Finding the right care team as someone with a chronic illness or disability can be extremely difficult. Not only do you often need an entire team of doctors across multiple disciplines because you have various conditions (it's almost like our connective tissue is the root of the problem 😅), but you end up having to be the one responsible for connecting all the dots from each visit. Managing your health becomes a full-time job between scheduling visits, going to visits, and doing your own followup. If this is something you experience, just know you are not alone! 

Being a person who presents as a non disabled cisgender white woman I know I have privileges for navigating public spaces where others may not. As a femme person trying to address pain and fatigue related issues with medical professionals though, I have had that wonderful experience of being told “it's just anxiety” or “it's probably depression” which of course is not helpful. Needless to say, those doctors were removed from my care team. If they don't believe me or don't want to listen to me, they have no place helping me figure out the best way forward for my health. 

You are the expert on You 

It's so important to remember while doctors are there to help you, they are not experts on your body; you are! You are the one who has to deal with your symptoms every day so having the proper care plan matters more to you than to the doctor. While they are medical professionals, they are still people who are constantly learning. Try to view them as a partner and work alongside them!

When I first started down the path to diagnose my chronic pain issues, I went to every appointment with a comprehensive one-page document that detailed the reasons for my visit as it related to that doctor, any conditions or symptoms I experienced and in what frequency, and how much it impacted my day-to-day life. This helped communicate things in a clear way the doctor understood so I didn't have to rely on remembering everything I wanted to talk about during my appointment. It also acted as a reference sheet added to my chart to establish a history.

Navigating Visits

Now that I know HSD with some EDS variant is highly suspected for me, I begin new visits for other disciplines by handing over at least one article from medical journals or an article that cites various studies or publications. I bring the education to the doctor so I know they will have the information on what HSD/EDS is and how it can impact their discipline. This always goes over well!

If you are able to, try and take up space at your appointments. Don't let a doctor dismiss your concerns or tell you your symptoms aren't real. If you are nervous about this like I always am (hello social anxiety friends, I see you!), consider the documentation route! If they still don't want to be a partner in your care, you have every right to walk away. It might mean a bit more work for you to find someone new, but the right team makes all the difference. You deserve to be listened to and cared for!

Lastly, I've shared some links below that are great resources I've used for this journey over the last year.
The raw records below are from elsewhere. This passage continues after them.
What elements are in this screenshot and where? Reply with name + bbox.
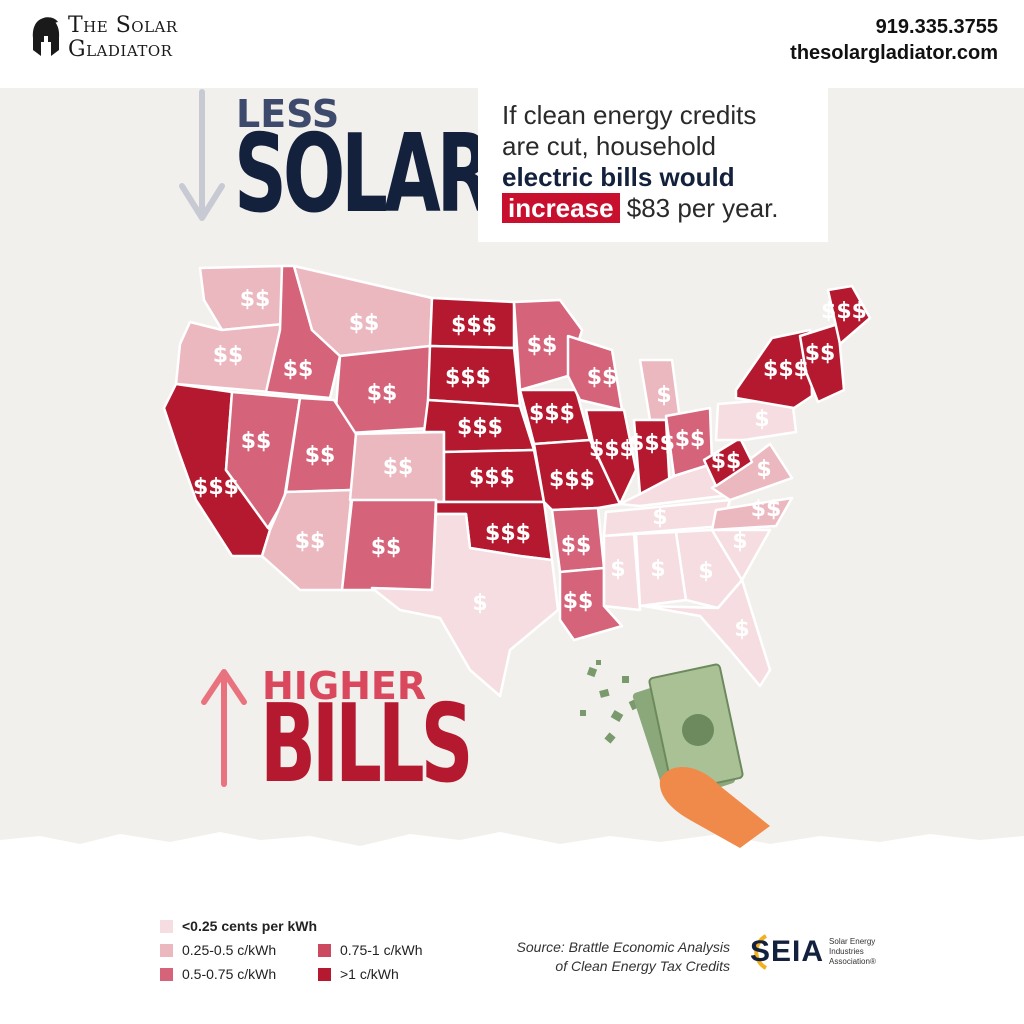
state-wv — [702, 436, 754, 488]
legend-item-2: 0.25-0.5 c/kWh — [182, 942, 276, 958]
spartan-helmet-icon — [32, 17, 60, 56]
symbol-mn: $$ — [527, 333, 558, 358]
legend-swatches — [160, 920, 331, 981]
symbol-va: $ — [756, 457, 771, 482]
legend-item-3: 0.5-0.75 c/kWh — [182, 966, 276, 982]
symbol-ms: $ — [610, 557, 625, 582]
symbol-id: $$ — [283, 357, 314, 382]
symbol-mo: $$$ — [549, 467, 595, 492]
symbol-ga: $ — [698, 559, 713, 584]
seia-sub2: Industries — [829, 947, 864, 956]
symbol-ne: $$$ — [457, 415, 503, 440]
symbol-ne-cluster: $$ — [805, 341, 836, 366]
state-fl — [642, 578, 772, 688]
torn-paper-footer — [0, 832, 1024, 1024]
callout-highlight: increase — [502, 193, 620, 223]
state-wi — [566, 334, 624, 412]
symbol-co: $$ — [383, 455, 414, 480]
symbol-ny: $$$ — [763, 357, 809, 382]
symbol-nd: $$$ — [451, 313, 497, 338]
symbol-wa: $$ — [240, 287, 271, 312]
callout-rest: $83 per year. — [619, 193, 779, 223]
symbol-al: $ — [650, 557, 665, 582]
brand-logo[interactable]: The Solar Gladiator — [30, 14, 178, 62]
seia-word: SEIA — [750, 935, 825, 968]
symbol-mi: $ — [656, 383, 671, 408]
source-citation: Source: Brattle Economic Analysis of Cle… — [470, 938, 730, 976]
state-me — [826, 284, 872, 346]
symbol-ok: $$$ — [485, 521, 531, 546]
seia-sub3: Association® — [829, 957, 876, 966]
symbol-me: $$$ — [821, 299, 867, 324]
state-il — [584, 408, 638, 506]
symbol-nv: $$ — [241, 429, 272, 454]
headline-less: LESS — [236, 92, 340, 136]
symbol-tx: $ — [472, 591, 487, 616]
state-nc — [710, 496, 794, 532]
state-tx — [370, 512, 560, 698]
legend-item-1: <0.25 cents per kWh — [182, 918, 317, 934]
brand-line1: The Solar — [68, 13, 178, 38]
callout-box: If clean energy credits are cut, househo… — [478, 80, 828, 242]
symbol-ks: $$$ — [469, 465, 515, 490]
headline-solar: SOLAR — [234, 112, 493, 237]
brand-line2: Gladiator — [68, 37, 173, 62]
symbol-az: $$ — [295, 529, 326, 554]
state-ms — [602, 532, 642, 612]
source-line2: of Clean Energy Tax Credits — [555, 958, 730, 974]
symbol-mt: $$ — [349, 311, 380, 336]
money-hand-illustration — [580, 660, 770, 848]
legend-label-3: 0.5-0.75 c/kWh — [182, 966, 277, 982]
symbol-in: $$$ — [629, 431, 675, 456]
symbol-ar: $$ — [561, 533, 592, 558]
legend-label-1: <0.25 cents per kWh — [182, 918, 318, 934]
seia-logo: SEIA Solar Energy Industries Association… — [742, 932, 899, 972]
phone-number[interactable]: 919.335.3755 — [875, 16, 998, 38]
symbol-tn: $ — [652, 505, 667, 530]
state-ne-cluster — [798, 322, 846, 404]
headline-higher: HIGHER — [262, 664, 427, 708]
state-sc — [710, 528, 772, 582]
symbol-nc: $$ — [751, 497, 782, 522]
symbol-or: $$ — [213, 343, 244, 368]
symbol-oh: $$ — [675, 427, 706, 452]
symbol-il: $$$ — [589, 437, 635, 462]
header-bar — [0, 0, 1024, 88]
symbol-la: $$ — [563, 589, 594, 614]
symbol-ia: $$$ — [529, 401, 575, 426]
symbol-ut: $$ — [305, 443, 336, 468]
symbol-fl: $ — [734, 617, 749, 642]
callout-line3: electric bills would — [502, 162, 735, 192]
legend-label-4: 0.75-1 c/kWh — [340, 942, 423, 958]
contact-info: 919.335.3755 thesolargladiator.com — [790, 14, 998, 66]
symbol-ca: $$$ — [193, 475, 239, 500]
state-ny — [734, 328, 814, 410]
callout-line2: are cut, household — [502, 131, 716, 161]
legend-label-2: 0.25-0.5 c/kWh — [182, 942, 277, 958]
legend-item-5: >1 c/kWh — [340, 966, 399, 982]
symbol-sc: $ — [732, 529, 747, 554]
up-arrow-icon — [201, 669, 247, 787]
symbol-pa: $ — [754, 407, 769, 432]
legend-label-5: >1 c/kWh — [340, 966, 399, 982]
source-line1: Source: Brattle Economic Analysis — [516, 939, 730, 955]
headline-bills: BILLS — [260, 682, 473, 807]
symbol-sd: $$$ — [445, 365, 491, 390]
legend-item-4: 0.75-1 c/kWh — [340, 942, 422, 958]
symbol-wi: $$ — [587, 365, 618, 390]
seia-sub1: Solar Energy — [829, 937, 876, 946]
sun-arc-icon — [754, 934, 768, 970]
website-link[interactable]: thesolargladiator.com — [790, 42, 998, 64]
symbol-wv: $$ — [711, 449, 742, 474]
symbol-nm: $$ — [371, 535, 402, 560]
callout-line1: If clean energy credits — [502, 100, 757, 130]
symbol-wy: $$ — [367, 381, 398, 406]
down-arrow-icon — [179, 89, 225, 221]
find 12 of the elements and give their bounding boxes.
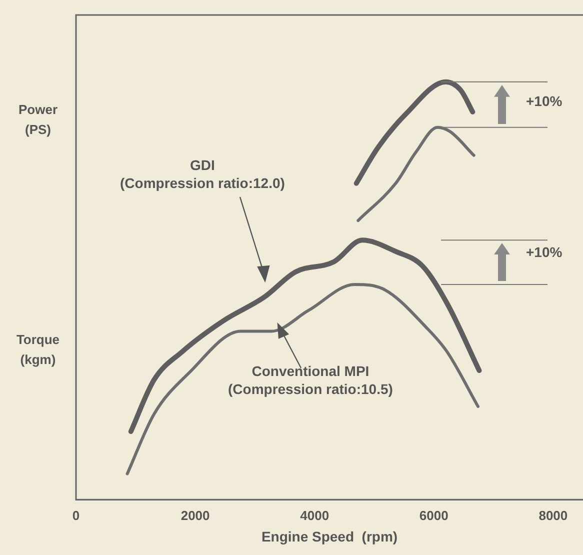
x-axis-title: Engine Speed (rpm) — [261, 528, 398, 544]
annotation: +10% — [526, 92, 562, 110]
annotation: GDI (Compression ratio:12.0) — [120, 156, 285, 192]
x-tick-label: 4000 — [300, 508, 330, 523]
y-axis-title: Power (PS) — [17, 101, 58, 139]
x-tick-label: 8000 — [538, 508, 568, 523]
annotation: +10% — [526, 243, 562, 261]
text: Torque (kgm) — [15, 331, 61, 369]
x-tick-label: 2000 — [180, 508, 210, 523]
x-tick-label: 0 — [72, 508, 80, 523]
x-tick-label: 6000 — [419, 508, 448, 523]
annotation: Conventional MPI (Compression ratio:10.5) — [228, 362, 393, 398]
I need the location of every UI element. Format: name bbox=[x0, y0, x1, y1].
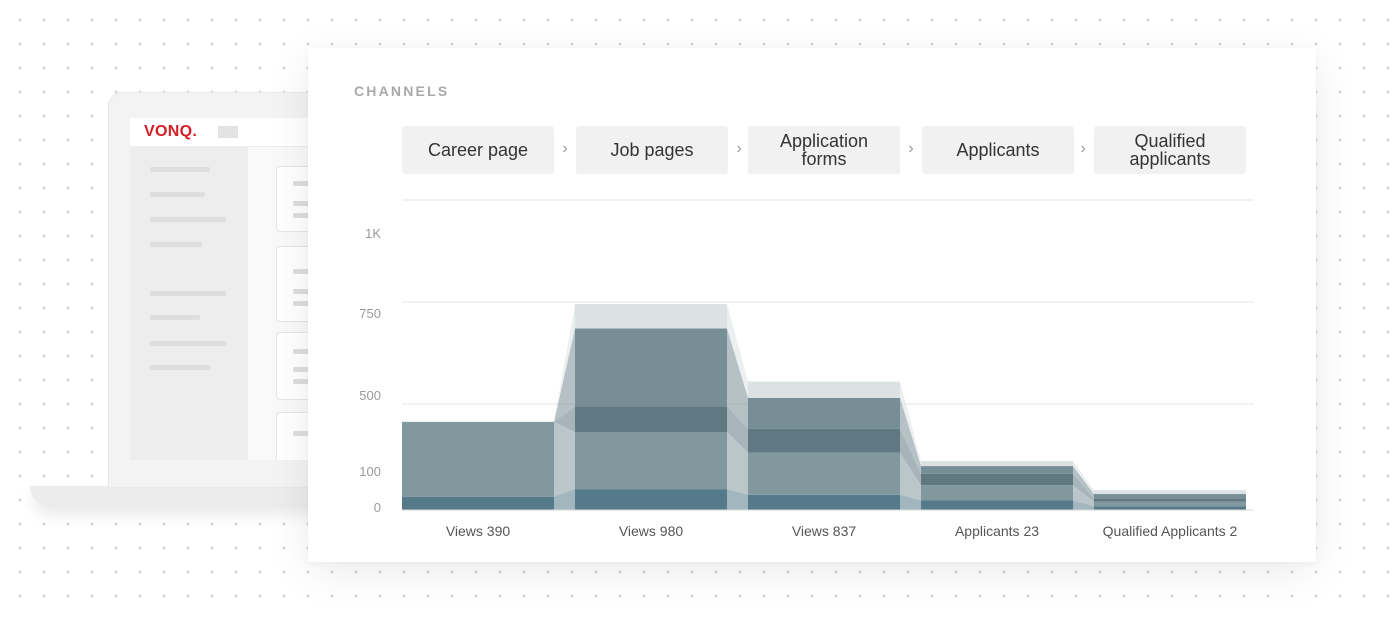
stack-connector bbox=[900, 381, 921, 467]
stack-connector bbox=[900, 452, 921, 501]
stack-connector bbox=[554, 304, 575, 422]
sidebar-line bbox=[150, 242, 202, 247]
stack-band bbox=[748, 428, 900, 453]
card-line bbox=[293, 181, 313, 186]
stack-band bbox=[1094, 506, 1246, 510]
chevron-right-icon: › bbox=[736, 140, 742, 157]
x-category-label: Qualified Applicants 2 bbox=[1103, 523, 1238, 539]
stage-career-page[interactable]: Career page bbox=[402, 126, 554, 174]
stack-band bbox=[921, 460, 1073, 467]
stack-connector bbox=[554, 406, 575, 433]
stack-band bbox=[1094, 501, 1246, 507]
sidebar-line bbox=[150, 341, 226, 346]
stack-band bbox=[921, 473, 1073, 486]
stage-label: Applicants bbox=[956, 140, 1040, 160]
stack-band bbox=[575, 432, 727, 490]
stack-connector bbox=[900, 428, 921, 486]
chevron-right-icon: › bbox=[562, 140, 568, 157]
card-line bbox=[293, 201, 313, 206]
header-placeholder bbox=[218, 126, 238, 138]
stack-band bbox=[575, 304, 727, 329]
stack-connector bbox=[900, 494, 921, 510]
stage-label: Job pages bbox=[610, 140, 694, 160]
stage-label: Qualified applicants bbox=[1129, 131, 1211, 169]
stack-band bbox=[1094, 494, 1246, 499]
stage-applicants[interactable]: Applicants bbox=[922, 126, 1074, 174]
y-tick-label: 100 bbox=[359, 464, 381, 479]
stage-label: Application forms bbox=[779, 131, 869, 169]
stage-qualified-applicants[interactable]: Qualified applicants bbox=[1094, 126, 1246, 174]
stack-band bbox=[575, 489, 727, 510]
card-line bbox=[293, 367, 313, 372]
stage-application-forms[interactable]: Application forms bbox=[748, 126, 900, 174]
laptop-base bbox=[30, 486, 360, 508]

I wish you the best of luck!

Ehlers Danlos Society - Provider Directory

The Ehlers Danlos Society is a wonderful place for anyone with EDS or HSD to start! I specifically have been using their provider directory to search for EDS-informed medical professionals.

Talking About EDS - By Dr Cortney Gensemer

Known as @CortDoesScience on social media, Dr Gensemer has & is researching EDS. She put together examples of how you can discuss HSD/EDS, dysautonomia, & more with others to help them understand your experiences

EDS.CLINIC - Doctors & Resources!

I personally have not found medical professionals from this group, but I have printed out articles from them for my appointments. While not every article references medical journals or studies, many do! They make for great starting points in my conversations with new doctors.